Randomly sample five cases where onset = 0
and five where onset = 1
. Fit an elastic net with the optimal α value you found for the whole dataset. Are the most important coefficients the same?
library(dplyr)
library(glmnet)
library(caret)
library(parallel)
load('fl2003.RData')
# create predictors and response
fl_x <- as.matrix(fl[, -1])
fl_y <- as.factor(fl$onset)
# sequences of alpha values to evaluate
alphas <- seq(0, 1, by = .1)
# cross validation elastic nets for different penalty parameters
fits <- mclapply(alphas, function(x) cv.glmnet(fl_x, fl_y, type.measure = 'auc',
alpha = x, family = 'binomial'))
# plot AUC for different penalty parameters
par(mfrow = c(3,1))
plot(fits[[1]])
plot(fits[[6]])
plot(fits[[11]])
# penalty parameter w/ highest AUC
alpha_best <- which.max(sapply(fits, function(x) max(x$cvm)))
# fit elastic net w/ best penalty parameters
best_fit <- glmnet(fl_x, fl_y, family = 'binomial', alpha = alphas[alpha_best])
# plot coefficients
par(mfrow = c(3,1))
plot(best_fit, xvar = 'norm', label = T)
plot(best_fit, xvar = 'lambda', label = T)
plot(best_fit, xvar = 'dev', label = T)
# coefficients from whole dataset
betas <- varImp(best_fit, lambda = best_fit$lambda[length(best_fit$lambda)])
# sample 10 observations for each outcome
fl_samp <- fl %>% group_by(onset) %>% sample_n(10)
# create predictors and response
fl_x_samp <- as.matrix(fl_samp[, -1])
fl_y_samp <- as.factor(fl_samp$onset)
# fit sample data w/ best penalty parameter from entire dataset
best_fit_samp <- glmnet(fl_x_samp, fl_y_samp, family = 'binomial', alpha = alphas[alpha_best])
# plot coefficients
plot(best_fit_samp, xvar = 'norm', label = T)
plot(best_fit_samp, xvar = 'lambda', label = T)
plot(best_fit_samp, xvar = 'dev', label = T)
# coefficients for sampled data
betas_samp <- varImp(best_fit_samp, lambda = best_fit_samp$lambda[length(best_fit_samp$lambda)])

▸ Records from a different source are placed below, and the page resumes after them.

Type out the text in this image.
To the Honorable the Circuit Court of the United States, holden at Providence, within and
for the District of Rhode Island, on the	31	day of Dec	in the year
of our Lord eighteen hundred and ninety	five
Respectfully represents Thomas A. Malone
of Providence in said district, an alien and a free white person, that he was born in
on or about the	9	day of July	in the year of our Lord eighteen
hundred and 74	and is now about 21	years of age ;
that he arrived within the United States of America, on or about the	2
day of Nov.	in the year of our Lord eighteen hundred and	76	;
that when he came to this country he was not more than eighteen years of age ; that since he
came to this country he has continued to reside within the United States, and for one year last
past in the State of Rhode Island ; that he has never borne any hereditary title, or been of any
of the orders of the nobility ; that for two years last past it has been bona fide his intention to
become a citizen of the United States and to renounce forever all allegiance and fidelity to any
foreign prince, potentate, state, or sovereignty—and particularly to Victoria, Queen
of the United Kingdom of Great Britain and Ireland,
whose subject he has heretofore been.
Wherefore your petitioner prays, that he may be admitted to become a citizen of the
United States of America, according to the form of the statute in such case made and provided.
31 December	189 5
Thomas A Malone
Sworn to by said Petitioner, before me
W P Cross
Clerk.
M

# compare coefficients for both models
kable(data.frame(betas, betas_samp) %>% rename(All = Overall, Sample = Overall.1))
All | Sample | |
---|---|---|
warl | 1.0222 | 0.0000 |
gdpenl | 0.2353 | 2.3865 |
lpopl1 | 0.2668 | 7.3504 |
lmtnest | 0.2198 | 3.8555 |
ncontig | 0.7021 | 12.0521 |
Oil | 0.6626 | 1.0948 |
nwstate | 1.6557 | 0.0000 |
instab | 0.6097 | 8.2590 |
polity2l | 0.0247 | 0.8997 |
ethfrac | 0.0407 | 7.2016 |
relfrac | 0.0010 | 21.7585 |
western | 1.9047 | 0.0000 |
eeurop | 0.6906 | 0.0000 |
lamerica | 0.3673 | 9.8158 |
ssafrica | 0.0650 | 1.0215 |
asia | 0.2107 | 0.2941 |
Fearon, James D., and David D. Laitin. 2003. “Ethnicity, Insurgency, and Civil War.” The American Political Science Review 97 (1): 75–90.